No. 1.-SIR JOHN FALSTAFF.

“For those who read aright are well aware

That Jaques, sighing in the forest green,
Oft on his heart felt less the load of care
Than Falstaff, revelling his rough mates between."

MS. penes me.

“ JACK FALSTAFF to my familiars !”—By that name, therefore, must he be known by all persons, for all are now the familiars of Falstaff. The title of “ Sir John Falstaff to all Europe" is but secondary and parochial. He has long since far exceeded the limit by which he bounded the knowledge of his knighthood; and in wide-spreading territories, which in the day of his creation were untrodden by human foot, and in teeming realms where the very name of England was then unheard of, Jack Falstaff is known as familiarly as lie was to the wonderful court of princes, beggars, judges, swindlers, heroes, bullies, gentlemen, scoundrels, justices, thieves, knights, tapsters, and the rest whom he drew about him.

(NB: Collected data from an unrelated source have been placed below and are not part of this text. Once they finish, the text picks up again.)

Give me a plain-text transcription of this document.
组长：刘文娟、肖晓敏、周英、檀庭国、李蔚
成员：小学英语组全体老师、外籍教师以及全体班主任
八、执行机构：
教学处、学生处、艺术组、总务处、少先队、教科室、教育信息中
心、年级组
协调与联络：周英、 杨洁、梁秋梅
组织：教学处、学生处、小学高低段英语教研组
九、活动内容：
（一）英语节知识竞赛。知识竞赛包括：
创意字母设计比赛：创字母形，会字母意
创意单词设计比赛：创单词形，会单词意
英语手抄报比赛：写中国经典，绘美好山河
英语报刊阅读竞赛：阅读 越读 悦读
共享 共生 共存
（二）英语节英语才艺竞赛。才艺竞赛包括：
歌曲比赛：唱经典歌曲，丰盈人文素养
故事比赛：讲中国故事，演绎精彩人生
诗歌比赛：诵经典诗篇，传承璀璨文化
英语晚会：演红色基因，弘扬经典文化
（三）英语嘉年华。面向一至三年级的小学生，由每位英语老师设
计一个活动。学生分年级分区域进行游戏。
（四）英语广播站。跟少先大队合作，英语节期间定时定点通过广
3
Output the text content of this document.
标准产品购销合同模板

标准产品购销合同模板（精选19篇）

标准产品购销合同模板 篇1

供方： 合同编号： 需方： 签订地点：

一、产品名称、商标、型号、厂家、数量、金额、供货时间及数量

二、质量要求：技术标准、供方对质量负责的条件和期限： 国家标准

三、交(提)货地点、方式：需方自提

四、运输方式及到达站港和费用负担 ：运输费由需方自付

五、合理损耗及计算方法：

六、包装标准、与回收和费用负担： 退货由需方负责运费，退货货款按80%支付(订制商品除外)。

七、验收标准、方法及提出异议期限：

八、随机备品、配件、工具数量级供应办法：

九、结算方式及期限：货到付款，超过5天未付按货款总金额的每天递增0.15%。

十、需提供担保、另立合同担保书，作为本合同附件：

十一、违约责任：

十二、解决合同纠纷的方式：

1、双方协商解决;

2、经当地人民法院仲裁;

It is indeed his court. He is lord paramount, the suzerain to whom all pay homage. Prince Hal may delude himself into the notion that he, the heir of England, with all the swelling emotions of soul that rendered him afterward the conqueror of France, makes a butt of the ton of man that is his companion. The parts are exactly reversed. In the peculiar circle in which they live, the prince is the butt of the knight. He knows it not- he would repel it with scorn if it were asserted; but it is nevertheless the fact that he is subdued. He calls the course of life which he leads, the unyoked humor of his idleness; but he mistakes. In all the paths where his journey lies with Falstaff, it is the hard-yoked servitude of his obedience. In the soliloquies put into his mouth he continually pleads that his present conduct is but that of the moment, that he is ashamed of his daily career, and that the time is ere long to come which will show him different from what he seems. As the dramatic character of Henry V. was conceived and executed by a man who knew how genius in any department of human intellect would work- -to say nothing of the fact that Shakespeare wrote with the whole of the prince's career before him - we may consider this subjugation to Falstaff as intended to represent the transition state from spoiled youth to energetic manhood. It is useless to look for minute traces of the historical Henry in these dramas.* Tradition and the chronicles had handed him down to Shakespeare's time as a prince dissipated

* Mr. Verplanck (editor of the Illustrated Shakespeare, published by Harper and Brothers, New York) declares that “Shakespeare has brought out the prince's heroic character, by a bold and free paraphrase of his actual history." He says, “So striking and impressive are the individuality and life of the character, that it has been suggested that the Poet had the aid of traditionary knowledge to fill up the meagre outline of the chroniclers.” Mr. Verplanck adds that, “Of all the strictly historical personages, Henry IV. himself, alone, seems drawn entirely and scrupulously from historical authority; and his is a portrait rivalling, in truth and discrimination, the happiest delineations of Plutarch or of Tacitus.”—M.